Non, non, pas celles bien râpées qui donnent les joues roses et rendent aimable. Ni les carottes financières que l'État, celui d'hier comme celui d'aujourd'hui, agite grossièrement sous le nez des élus pour les inciter à pousser sans cesse les feux de l’intégration et de la fusion intercommunale. Non, je parle du losange, de la carotte rouge plantée sur les façades des cafés qui indique aux passants qu'en ce lieu on peut se fournir en tabac - mais pas seulement.

Comme plus de 4 millions de personnes, fumeurs et non-fumeurs (ce qui est mon cas) j'ai signé sans réserve la pétition nationale proposée par la Confédération des buralistes en faveur des 27 000 buralistes. Le texte disait "Je soutiens mon buraliste, je signe sa pétition". C’est bien un engagement et un soutien personnel à leurs revendications au travers desquelles ils demandent :

  • un gel des prix du tabac avec une lutte accrue contre le marché parallèle,
  • la mise en place d'une autre politique de santé,
  • un vrai plan de sécurisation de leur commerce
  • un renforcement du Contrat d'avenir en matière de diversification.

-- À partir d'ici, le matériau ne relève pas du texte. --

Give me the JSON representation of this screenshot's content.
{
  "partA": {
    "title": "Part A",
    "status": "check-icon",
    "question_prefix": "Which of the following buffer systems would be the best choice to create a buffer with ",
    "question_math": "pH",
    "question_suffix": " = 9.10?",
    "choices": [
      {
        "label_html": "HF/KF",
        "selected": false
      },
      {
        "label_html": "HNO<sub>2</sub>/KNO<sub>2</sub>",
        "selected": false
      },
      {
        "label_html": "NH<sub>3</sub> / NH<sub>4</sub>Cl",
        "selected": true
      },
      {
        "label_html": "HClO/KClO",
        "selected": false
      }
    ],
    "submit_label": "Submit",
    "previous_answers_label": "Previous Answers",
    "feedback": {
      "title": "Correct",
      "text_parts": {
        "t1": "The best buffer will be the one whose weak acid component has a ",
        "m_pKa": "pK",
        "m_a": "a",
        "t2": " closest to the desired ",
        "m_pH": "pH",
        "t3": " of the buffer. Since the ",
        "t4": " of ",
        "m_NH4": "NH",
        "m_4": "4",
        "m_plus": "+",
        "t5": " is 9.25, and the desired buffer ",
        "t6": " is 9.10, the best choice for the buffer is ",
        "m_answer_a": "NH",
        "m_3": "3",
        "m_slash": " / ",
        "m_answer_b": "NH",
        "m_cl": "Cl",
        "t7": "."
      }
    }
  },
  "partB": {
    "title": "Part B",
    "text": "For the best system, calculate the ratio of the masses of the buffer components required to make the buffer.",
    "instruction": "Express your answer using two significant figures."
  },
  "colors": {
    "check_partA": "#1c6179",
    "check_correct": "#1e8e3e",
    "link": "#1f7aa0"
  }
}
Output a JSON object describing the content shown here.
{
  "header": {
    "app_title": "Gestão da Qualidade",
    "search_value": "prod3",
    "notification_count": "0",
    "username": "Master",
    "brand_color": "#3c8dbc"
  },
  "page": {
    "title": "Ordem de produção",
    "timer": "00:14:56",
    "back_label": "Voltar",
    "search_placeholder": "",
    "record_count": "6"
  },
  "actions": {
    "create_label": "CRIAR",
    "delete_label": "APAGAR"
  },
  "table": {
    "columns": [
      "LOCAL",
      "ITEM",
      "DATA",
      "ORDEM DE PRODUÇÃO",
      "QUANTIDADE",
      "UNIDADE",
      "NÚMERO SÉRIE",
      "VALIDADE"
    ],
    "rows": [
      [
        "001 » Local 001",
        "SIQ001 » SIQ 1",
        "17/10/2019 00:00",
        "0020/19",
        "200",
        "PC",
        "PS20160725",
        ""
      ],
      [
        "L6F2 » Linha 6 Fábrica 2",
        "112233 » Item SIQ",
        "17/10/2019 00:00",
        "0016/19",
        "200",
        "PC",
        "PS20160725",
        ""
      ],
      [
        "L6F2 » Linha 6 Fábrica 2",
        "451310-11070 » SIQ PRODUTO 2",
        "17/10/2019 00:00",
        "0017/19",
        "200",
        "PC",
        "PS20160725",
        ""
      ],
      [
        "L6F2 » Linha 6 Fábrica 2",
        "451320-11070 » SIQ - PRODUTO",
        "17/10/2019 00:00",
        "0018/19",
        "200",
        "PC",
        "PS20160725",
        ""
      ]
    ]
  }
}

La démarche pourrait sembler corporatiste mais à la vérité si la pétition a reçu autant de soutiens de signataires, c’est parce que ce type particulier de commerce tient une place indispensable dans la vie de nos communes. De plus en plus menacés, ils disparaissent les uns après les autres. Ces commerces sont au pied du mur en particulier dans nos territoires ruraux où ils tiennent pourtant un rôle essentiel et irremplaçable dans une société de plus en plus atomisée, en ce qu'ils portent de valeur de lien social, de dynamique de village et de vie locale.

Chaque maire sait profondément la chance de sa commune quand il existe un café-tabac-journaux. Alors on peut comprendre qu’il soit comme les habitants le sont, à l'instar des 4 millions de signataires, attachés viscéralement à ce type de commerce si particulier. On entend dire parfois "une école qui ferme c'est un village qui meurt". Soit. Mais je pense plutôt que c'est quand le dernier troquet ferme que le village est moribond.

Alors ensemble, préservons la carotte pour ne pas être obligés d'user du bâton.